Mr. Darragh, age 32, joined the Company in August 2009 as Corporate Controller and became the Vice President of Finance in September 2011. Prior to joining Vision-Sciences, from 2006 to 2009, he was Director of Corporate Accounting & Financial Reporting at Datascope Corp., a publicly traded medical device manufacturer that was acquired by Getinge Group. Mr. Darragh held positions of increasing responsibility in accounting and finance at SYMS Corp, Sankyo Pharma, Inc., and Genzyme Biosurgery Corp. Mr. Darragh is a certified public accountant and chartered global management accountant, and holds a B.S. (summa cum laude) and an M.B.A. from Montclair State University.

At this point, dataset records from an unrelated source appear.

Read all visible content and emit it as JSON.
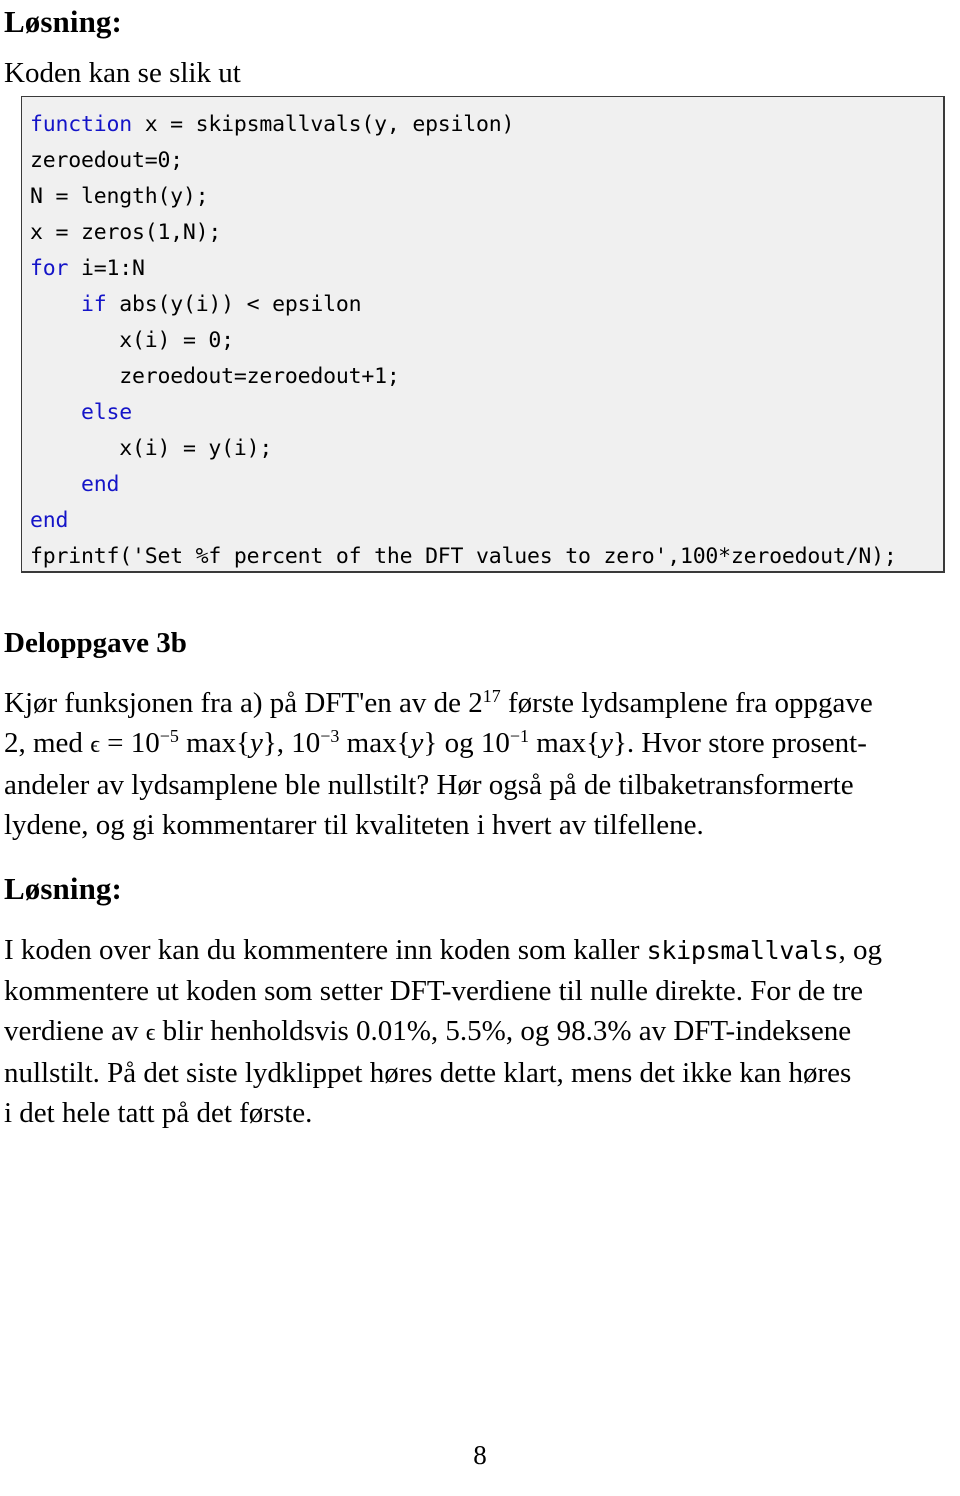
{
  "document": {
    "page_number": "8",
    "solution_heading": "Løsning:",
    "lead_line": "Koden kan se slik ut",
    "section_heading": "Deloppgave 3b",
    "solution_heading_2": "Løsning:"
  },
  "code_block": {
    "language": "matlab",
    "keyword_color": "#1414c8",
    "background_color": "#f0f0f0",
    "border_color": "#3a3a3a",
    "lines": [
      {
        "keyword": "function",
        "rest": " x = skipsmallvals(y, epsilon)",
        "indent": ""
      },
      {
        "keyword": "",
        "rest": "zeroedout=0;",
        "indent": ""
      },
      {
        "keyword": "",
        "rest": "N = length(y);",
        "indent": ""
      },
      {
        "keyword": "",
        "rest": "x = zeros(1,N);",
        "indent": ""
      },
      {
        "keyword": "for",
        "rest": " i=1:N",
        "indent": ""
      },
      {
        "keyword": "if",
        "rest": " abs(y(i)) < epsilon",
        "indent": "    "
      },
      {
        "keyword": "",
        "rest": "x(i) = 0;",
        "indent": "       "
      },
      {
        "keyword": "",
        "rest": "zeroedout=zeroedout+1;",
        "indent": "       "
      },
      {
        "keyword": "else",
        "rest": "",
        "indent": "    "
      },
      {
        "keyword": "",
        "rest": "x(i) = y(i);",
        "indent": "       "
      },
      {
        "keyword": "end",
        "rest": "",
        "indent": "    "
      },
      {
        "keyword": "end",
        "rest": "",
        "indent": ""
      },
      {
        "keyword": "",
        "rest": "fprintf('Set %f percent of the DFT values to zero',100*zeroedout/N);",
        "indent": ""
      }
    ]
  },
  "task_paragraph": {
    "line1_a": "Kjør funksjonen fra a) på DFT'en av de 2",
    "line1_sup": "17",
    "line1_b": " første lydsamplene fra oppgave",
    "line2_a": "2, med ",
    "line2_eps": "ϵ",
    "line2_b": " = 10",
    "line2_sup1": "−5",
    "line2_c": " max{",
    "line2_y1": "y",
    "line2_d": "}, 10",
    "line2_sup2": "−3",
    "line2_e": " max{",
    "line2_y2": "y",
    "line2_f": "} og 10",
    "line2_sup3": "−1",
    "line2_g": " max{",
    "line2_y3": "y",
    "line2_h": "}. Hvor store prosent-",
    "line3": "andeler av lydsamplene ble nullstilt? Hør også på de tilbaketransformerte",
    "line4": "lydene, og gi kommentarer til kvaliteten i hvert av tilfellene."
  },
  "answer_paragraph": {
    "line1_a": "I koden over kan du kommentere inn koden som kaller ",
    "line1_mono": "skipsmallvals",
    "line1_b": ", og",
    "line2": "kommentere ut koden som setter DFT-verdiene til nulle direkte. For de tre",
    "line3_a": "verdiene av ",
    "line3_eps": "ϵ",
    "line3_b": " blir henholdsvis 0.01%, 5.5%, og 98.3% av DFT-indeksene",
    "line4": "nullstilt. På det siste lydklippet høres dette klart, mens det ikke kan høres",
    "line5": "i det hele tatt på det første."
  }
}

The Company and Ms. Wolf have entered into a Separation and Release Agreement (the "Separation Agreement") pursuant to which Ms. Wolf resigned as an officer of the Company and its subsidiaries, effective August 28, 2012. The Separation Agreement amends the Employment Letter dated September 16, 2008 between the Company and Ms. Wolf (the "Wolf Employment Letter"). Pursuant to the Separation Agreement, and in lieu of any contractual benefits that may have been due under the Wolf Employment Letter, the Company and Ms. Wolf have agreed that the Company will vest the balance of her options to purchase Company common stock originally scheduled to vest on September 16, 2012, and eliminated the restrictions on the balance of her previous grant of Company restricted common stock. The parties also have agreed that the Company will reimburse Ms. Wolf for 12 months of monthly COBRA health insurance premiums and will provide 12 months of base salary. The Separation Agreement contains mutual releases and other customary covenants between the parties.
(e) The material terms of the Darragh Employment Letter
include i) an annual base salary of $200,000,
ii) previously granted stock options, vesting over four
years, to purchase up to 180,000 shares of common stock
of the Company's and iii) an award of 8,430 shares of
restricted common stock of the Company, with
restrictions lapsing over four years.